If you want to see how such a database would greatly increase transparency in state government, visit mapyourtaxes.mo.gov. That is the state of Missouri's accountability portal, held up as an example of what can be done in Illinois.
Missouri citizens can find out exactly how much is being spent on salaries -- both agency-wide and what specific individuals are being paid. They can get information on what is being spent, specifically, on travel, debt service, leases, to name a few. They can find out who is benefiting from state tax credits. They can get information on state contracts.
The federal government has a similar portal, USAspending.gov. Sen. Barack Obama helped lead the effort to get this Web site created.

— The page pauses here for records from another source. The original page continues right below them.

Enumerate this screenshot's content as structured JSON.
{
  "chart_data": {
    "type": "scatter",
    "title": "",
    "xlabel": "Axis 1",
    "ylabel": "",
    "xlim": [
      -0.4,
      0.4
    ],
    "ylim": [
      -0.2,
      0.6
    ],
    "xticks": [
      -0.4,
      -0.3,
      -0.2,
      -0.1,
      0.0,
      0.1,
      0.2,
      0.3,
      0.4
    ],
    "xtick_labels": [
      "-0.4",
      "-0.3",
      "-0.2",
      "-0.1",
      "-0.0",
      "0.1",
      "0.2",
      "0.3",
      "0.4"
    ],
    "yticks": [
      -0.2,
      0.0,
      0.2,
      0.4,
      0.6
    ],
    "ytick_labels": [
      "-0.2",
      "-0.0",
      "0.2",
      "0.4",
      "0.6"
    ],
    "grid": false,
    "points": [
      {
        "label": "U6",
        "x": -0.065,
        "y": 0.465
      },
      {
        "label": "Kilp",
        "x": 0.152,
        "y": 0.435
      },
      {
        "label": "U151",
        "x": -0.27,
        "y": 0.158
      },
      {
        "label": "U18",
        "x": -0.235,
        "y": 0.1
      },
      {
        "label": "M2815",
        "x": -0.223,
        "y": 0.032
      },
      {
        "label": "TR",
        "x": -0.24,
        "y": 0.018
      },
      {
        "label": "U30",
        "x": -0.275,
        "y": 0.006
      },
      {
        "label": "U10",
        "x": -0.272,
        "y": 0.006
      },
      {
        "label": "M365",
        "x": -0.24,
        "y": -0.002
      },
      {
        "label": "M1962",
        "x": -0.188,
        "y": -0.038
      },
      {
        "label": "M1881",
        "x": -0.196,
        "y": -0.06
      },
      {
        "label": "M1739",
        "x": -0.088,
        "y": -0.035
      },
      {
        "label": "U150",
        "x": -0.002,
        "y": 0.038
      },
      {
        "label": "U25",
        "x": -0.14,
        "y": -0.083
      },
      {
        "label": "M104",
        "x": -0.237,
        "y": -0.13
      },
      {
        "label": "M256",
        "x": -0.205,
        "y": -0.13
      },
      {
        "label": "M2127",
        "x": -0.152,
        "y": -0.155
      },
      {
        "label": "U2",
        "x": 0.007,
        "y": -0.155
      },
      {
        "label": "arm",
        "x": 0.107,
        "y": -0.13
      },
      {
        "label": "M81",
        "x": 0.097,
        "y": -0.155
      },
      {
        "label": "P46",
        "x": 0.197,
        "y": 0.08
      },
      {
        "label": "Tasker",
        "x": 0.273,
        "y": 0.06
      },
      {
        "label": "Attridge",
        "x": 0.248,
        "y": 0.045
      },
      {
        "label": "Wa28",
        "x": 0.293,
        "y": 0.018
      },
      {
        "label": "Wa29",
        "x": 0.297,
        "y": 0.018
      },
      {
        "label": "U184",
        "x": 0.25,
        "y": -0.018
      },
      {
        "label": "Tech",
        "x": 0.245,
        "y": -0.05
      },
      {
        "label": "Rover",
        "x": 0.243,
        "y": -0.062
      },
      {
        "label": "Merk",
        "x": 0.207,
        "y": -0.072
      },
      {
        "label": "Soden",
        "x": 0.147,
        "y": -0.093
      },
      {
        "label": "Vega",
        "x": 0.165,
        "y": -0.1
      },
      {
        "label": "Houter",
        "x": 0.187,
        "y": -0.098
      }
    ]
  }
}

Illinois citizens could certainly benefit from being able to shine this kind of bright, expansive spotlight on state spending. Members of the Illinois House certainly think so. The bill creating the Illinois Accountability Portal, sponsored by state Reps. Mike Tryon, a Crystal Lake Republican, and Jack Franks, a Woodstock Democrat, passed on a 108-0 vote.
State Sens. Kirk Dillard, a Hinsdale Republican, and Pamela Althoff, also a Crystal Lake Republican, are hoping for similar success in their chamber.
"If there is a state that badly needs access to this information, it is Illinois," Dillard said.
He's right. The vampire that has for so long sucked the life out of honest, efficient government in Illinois needs to be put into the destructive light of the sun.
But there is some fear that the bill will not even make it out of the Senate Rules Committee, let alone be endorsed by Senate President Emil Jones and put out for a vote.
We see no reason to oppose this bill. The portal, which we hope could be imported into standard database programs, could be put in place for $100,000 or less. So cost is no issue. Unions representing front-line state workers say revealing their salaries would be an invasion of privacy. We don't see that, given state workers are public employees. Their salaries should be no secret. Legislation similar to this one got support in the last legislative session, though some lawmakers held off, saying they wanted a better bill. This one is better.
The prevailing view should be that a state citizenry that has seen more than its share of wasteful, extravagant spending in state government, not to mention corruption, should be given a chance to see, for themselves, how their wages that go to taxes are being spent. Only a state senator who fears accountability would keep this bill from becoming law.